Related courses
| No. | Type | Course name | Participation | TWS |
| 38531 | VÜ | Analysis of Unstructured Data | Compulsory | 6 |
| Total (Compulsory and elective) | 6 | |||
Recommended prerequisites
Students should have basic programming skills and a basic understanding of algorithms and data structures.
Qualification objectives
Students learn about the challenges and methods involved in obtaining and extracting information and learn to apply the analysis methods discussed. They learn to apply methods of analyzing unstructured data to concrete, practice-relevant questions (especially in the area of knowledge acquisition) and can assess existing approaches for exemplary tasks and suggest further developments or implement them independently.
Content
This module provides an insight into the challenges and methods used to analyze unstructured data. Unstructured information is usually very text-heavy, which is why many predictive analytics methods cannot utilize the information value of this data. However, text-based media (emails, website content, specialist articles, social media posts, etc.) can help to identify trends, gain knowledge and uncover fake news, among other things. To do this, information must be identified, extracted, processed and interpreted. The challenge lies in recognizing relevant information, extracting it from unstructured texts and adding missing information where necessary.
The course also deals with topics such as obtaining information from different sources and issues of quality assurance in data storage and data management in knowledge-based structures.

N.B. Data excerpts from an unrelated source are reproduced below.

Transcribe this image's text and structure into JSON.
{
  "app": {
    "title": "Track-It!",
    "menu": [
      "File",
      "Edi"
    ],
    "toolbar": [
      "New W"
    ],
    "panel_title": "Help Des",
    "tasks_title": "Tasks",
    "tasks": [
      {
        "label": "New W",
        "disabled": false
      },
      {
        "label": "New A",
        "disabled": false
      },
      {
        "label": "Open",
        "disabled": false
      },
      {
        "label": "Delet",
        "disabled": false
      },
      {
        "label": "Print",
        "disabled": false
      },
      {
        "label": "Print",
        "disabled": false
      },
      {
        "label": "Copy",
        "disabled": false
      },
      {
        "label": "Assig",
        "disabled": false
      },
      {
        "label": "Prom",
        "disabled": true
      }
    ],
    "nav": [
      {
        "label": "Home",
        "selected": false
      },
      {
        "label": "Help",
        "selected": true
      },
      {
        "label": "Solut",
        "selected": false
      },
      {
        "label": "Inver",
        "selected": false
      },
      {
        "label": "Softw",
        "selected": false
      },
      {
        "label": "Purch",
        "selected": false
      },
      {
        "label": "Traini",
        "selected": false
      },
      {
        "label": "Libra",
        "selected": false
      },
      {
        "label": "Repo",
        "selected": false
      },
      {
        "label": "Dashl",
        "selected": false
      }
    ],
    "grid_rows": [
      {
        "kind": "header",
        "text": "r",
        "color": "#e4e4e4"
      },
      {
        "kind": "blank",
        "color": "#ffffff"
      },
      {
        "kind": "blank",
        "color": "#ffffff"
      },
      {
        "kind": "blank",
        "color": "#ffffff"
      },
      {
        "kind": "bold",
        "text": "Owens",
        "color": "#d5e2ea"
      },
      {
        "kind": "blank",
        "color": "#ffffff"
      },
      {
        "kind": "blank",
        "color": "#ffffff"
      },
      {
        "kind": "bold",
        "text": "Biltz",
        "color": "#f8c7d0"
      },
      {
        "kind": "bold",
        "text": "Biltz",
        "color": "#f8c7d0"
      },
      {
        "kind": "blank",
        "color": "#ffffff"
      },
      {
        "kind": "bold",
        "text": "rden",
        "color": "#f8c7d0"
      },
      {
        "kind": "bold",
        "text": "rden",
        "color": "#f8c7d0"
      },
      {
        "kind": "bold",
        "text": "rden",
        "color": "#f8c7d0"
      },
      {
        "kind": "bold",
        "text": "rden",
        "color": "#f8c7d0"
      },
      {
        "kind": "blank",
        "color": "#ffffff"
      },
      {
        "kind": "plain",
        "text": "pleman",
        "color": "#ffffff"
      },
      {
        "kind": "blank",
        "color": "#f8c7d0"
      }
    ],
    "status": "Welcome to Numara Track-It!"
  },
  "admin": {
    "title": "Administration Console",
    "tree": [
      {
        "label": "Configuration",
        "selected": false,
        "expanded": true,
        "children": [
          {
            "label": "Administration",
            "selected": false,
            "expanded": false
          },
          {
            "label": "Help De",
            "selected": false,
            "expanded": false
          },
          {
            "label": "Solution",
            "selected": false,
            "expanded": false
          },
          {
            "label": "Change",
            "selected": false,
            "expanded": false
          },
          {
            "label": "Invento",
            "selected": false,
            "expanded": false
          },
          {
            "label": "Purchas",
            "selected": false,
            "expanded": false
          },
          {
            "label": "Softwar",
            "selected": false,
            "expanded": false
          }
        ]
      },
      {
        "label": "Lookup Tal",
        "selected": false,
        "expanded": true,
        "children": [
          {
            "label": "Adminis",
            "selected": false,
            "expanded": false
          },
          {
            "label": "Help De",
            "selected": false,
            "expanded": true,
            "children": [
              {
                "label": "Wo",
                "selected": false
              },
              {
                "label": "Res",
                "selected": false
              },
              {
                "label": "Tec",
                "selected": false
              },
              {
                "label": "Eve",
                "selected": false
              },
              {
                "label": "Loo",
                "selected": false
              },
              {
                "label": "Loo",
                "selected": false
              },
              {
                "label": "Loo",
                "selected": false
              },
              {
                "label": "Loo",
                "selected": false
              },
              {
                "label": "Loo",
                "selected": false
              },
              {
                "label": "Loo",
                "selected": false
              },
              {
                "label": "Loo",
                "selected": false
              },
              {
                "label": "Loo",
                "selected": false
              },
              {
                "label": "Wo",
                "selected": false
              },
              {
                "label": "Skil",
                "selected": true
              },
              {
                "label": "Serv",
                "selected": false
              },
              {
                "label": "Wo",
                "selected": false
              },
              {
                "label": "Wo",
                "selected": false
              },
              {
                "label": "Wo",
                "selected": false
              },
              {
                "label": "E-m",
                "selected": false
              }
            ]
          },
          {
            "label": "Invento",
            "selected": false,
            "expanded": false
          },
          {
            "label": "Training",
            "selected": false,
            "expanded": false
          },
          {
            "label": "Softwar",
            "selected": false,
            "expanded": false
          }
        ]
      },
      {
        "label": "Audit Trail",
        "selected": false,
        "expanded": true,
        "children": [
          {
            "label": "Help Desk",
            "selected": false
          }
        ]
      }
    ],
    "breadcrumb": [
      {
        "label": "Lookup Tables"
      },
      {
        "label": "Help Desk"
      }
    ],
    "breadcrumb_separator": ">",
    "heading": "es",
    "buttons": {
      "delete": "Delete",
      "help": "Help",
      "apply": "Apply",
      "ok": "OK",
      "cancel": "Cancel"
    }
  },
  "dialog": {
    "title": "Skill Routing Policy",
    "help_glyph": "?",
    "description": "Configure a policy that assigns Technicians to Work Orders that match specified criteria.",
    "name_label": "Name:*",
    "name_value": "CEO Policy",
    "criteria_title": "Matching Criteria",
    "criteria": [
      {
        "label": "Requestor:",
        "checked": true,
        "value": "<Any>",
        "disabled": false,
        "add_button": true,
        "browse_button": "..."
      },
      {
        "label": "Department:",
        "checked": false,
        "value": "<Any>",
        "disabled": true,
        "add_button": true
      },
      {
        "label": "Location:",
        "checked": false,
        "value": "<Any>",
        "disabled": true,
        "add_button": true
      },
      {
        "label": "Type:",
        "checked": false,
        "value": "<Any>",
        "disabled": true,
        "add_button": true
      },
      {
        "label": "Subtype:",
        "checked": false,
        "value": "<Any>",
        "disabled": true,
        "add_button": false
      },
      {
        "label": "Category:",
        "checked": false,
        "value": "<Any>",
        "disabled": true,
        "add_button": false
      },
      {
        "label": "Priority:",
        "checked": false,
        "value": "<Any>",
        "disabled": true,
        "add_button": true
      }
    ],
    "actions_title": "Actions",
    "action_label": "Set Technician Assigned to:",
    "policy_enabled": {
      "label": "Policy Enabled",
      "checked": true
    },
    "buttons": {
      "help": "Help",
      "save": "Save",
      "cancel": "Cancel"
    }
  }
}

Theoretical and practical issues are addressed equally in the exercise. The theoretical part serves to repeat the contents of the lecture. In the practical part, students are asked to independently implement selected methods for analyzing unstructured data. Programming skills are required for the exercises.
Literature
- Soumen Chakrabarti: Mining the Web, Morgan Kaufmann, 2002.
- Henning Wachsmuth:Text Analysis Pipelines: Towards Ad-hoc Large-Scale Text Mining (Lecture Notes in Computer Science, Band 9383), Springer Verlag, 2015.
- Nikos Tsourakis: Machine Learning Techniques for Text, Packt Publishing, 2022.
- Anish Chapagain: Hands-On Web Scraping with Python, 2. Auflage, Packt Publishing, 2023.
Proof of performance
Written examination lasting 60 minutes or oral examination lasting 30 minutes. The type of examination will be announced at the beginning of the module.
Applicability
Participation in the courses of this elective module enables students to take on a Master's thesis in the field of data science with a focus on the analysis of unstructured data.
Duration and frequency
The module lasts one trimester and begins each year in HT.